🤖 AI Summary
To address the challenge of cross-thread statistical aggregation in root-parallel Monte Carlo tree search (MCTS) for continuous action spaces, this paper introduces Gaussian process regression (GPR) into the root-parallel MCTS framework for the first time. We propose a GPR-based value estimation method that enables reliable value extrapolation for unsampled actions and explicitly models action-space continuity. The approach preserves online planning efficiency while effectively fusing local statistics from multiple threads. Evaluated on six standard continuous control benchmarks, it significantly outperforms existing aggregation strategies—including weighted averaging and max-value aggregation—yielding substantial improvements in policy quality and planning stability, with only marginal increases in inference overhead. Our core contribution is the novel application of GPR to cross-thread value aggregation in root-parallel MCTS, establishing a new paradigm for efficient online planning in continuous action domains.
📝 Abstract
Monte Carlo Tree Search is a cornerstone algorithm for online planning, and its root-parallel variant is widely used when wall clock time is limited but best performance is desired.
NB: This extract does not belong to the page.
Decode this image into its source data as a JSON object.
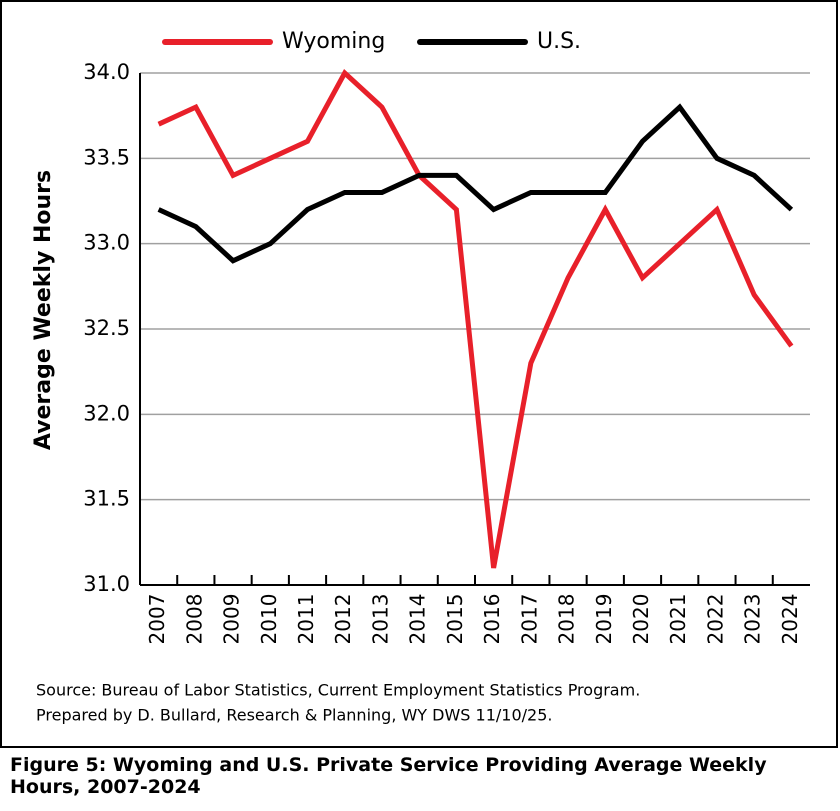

In environments with continuous action spaces, how to best aggregate statistics from different threads is an important yet underexplored question. In this work, we introduce a method that uses Gaussian Process Regression to obtain value estimates for promising actions that were not trialed in the environment. We perform a systematic evaluation across 6 different domains, demonstrating that our approach outperforms existing aggregation strategies while requiring a modest increase in inference time.